Normally when you read this blog it doesn’t really go very deep in regard to technology or geeky computer stuff, with the exception of the random post about Rush. Today, however, I felt compelled to post something a bit geeky, techy, and of course related to music.
My wife finally gave me the green light on getting a new television after many months (if not years) of drooling at the latest technology. I’m glad though that we waited until this time for two reasons: 1. LED / LCD technology and 2. very low prices. I’m a rather frugal guy and when it comes to anything expensive I’m all about waiting to see what comes out next and ultimately waiting until it is no longer expensive (all things being relative). I decided to get the Sony NX800 46″ LED wireless flat panel and could not be happier on so many levels. Granted anything would be an improvement over our previous 15 year old 27″ Sony Wega (ground breaking for its time too, but now ancient history).
One of the main things that appealed to me was that it had a USB port so that I could either plug in my 500G portable hard drive or 8G flash drive for photos, movies, and of course music. Well, truth be told it does play those things, but not all formats; something the salesperson at Best Buy promised it could do with no problem, clearly he doesn’t know his product as well as he thinks he does.
How does this tech talk relate to a blog about music, well, the issue is that the music stored on my flash drive is in a .wav (Waveform Audio File) format that most PC computers use in addition to other formats. Well, Sony only likes MP3, so that means that much of my electronic music collection is unplayable on this system, bummer yes, end of the line? no.
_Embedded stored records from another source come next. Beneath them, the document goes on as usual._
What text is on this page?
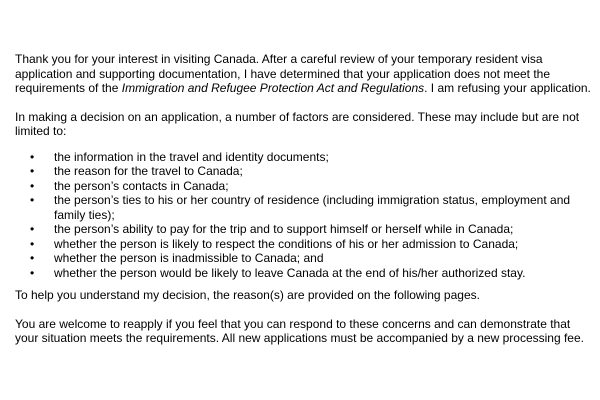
Thank you for your interest in visiting Canada. After a careful review of your temporary resident visa application and supporting documentation, I have determined that your application does not meet the requirements of the Immigration and Refugee Protection Act and Regulations. I am refusing your application.

In making a decision on an application, a number of factors are considered. These may include but are not limited to:

• the information in the travel and identity documents;
• the reason for the travel to Canada;
• the person’s contacts in Canada;
• the person’s ties to his or her country of residence (including immigration status, employment and family ties);
• the person’s ability to pay for the trip and to support himself or herself while in Canada;
• whether the person is likely to respect the conditions of his or her admission to Canada;
• whether the person is inadmissible to Canada; and
• whether the person would be likely to leave Canada at the end of his/her authorized stay.

To help you understand my decision, the reason(s) are provided on the following pages.

You are welcome to reapply if you feel that you can respond to these concerns and can demonstrate that your situation meets the requirements. All new applications must be accompanied by a new processing fee.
For those of you that may need to convert .wav files to Mp3 often it has been a laborious process and somewhat complicated (especially if you are using converters like Winamp), luckily there is a very easy program that you can download for free and only takes seconds rather than minutes or hours to convert your exisiting music files. The only drawback is that you cannot convert an entire file of mulitiple albums, you still must open the album file (press CNTL-A to highlight your entire track list rather than one song at a time), choose the destination file for your newly converted files, and click convert, viola!
If you have an Ipod you are in luck with Sony televisions; everything Apple music files are all in MP3 file format so there are no issues with compatability. Windows Media Player converts compact discs to either .wav or .wma formats, whether Sony plays .wma is yet to be seen. I will try tonight and update this blog accordingly in the coming days. I do not have my hopes up, and the thought of having to convert my entire digital library seems absurd in these times.
If you are interested in downloading a very easy to use .wav to Mp3 converter, click here.
I am also exploring the web for an easy to use .avi to mp4 converter for video; this Sony model also does not support .avi file formats. If you have this Sony product, please feel free to comment about file formats you’ve found work and those that do not; not to mention any tricks you may have discovered along the way.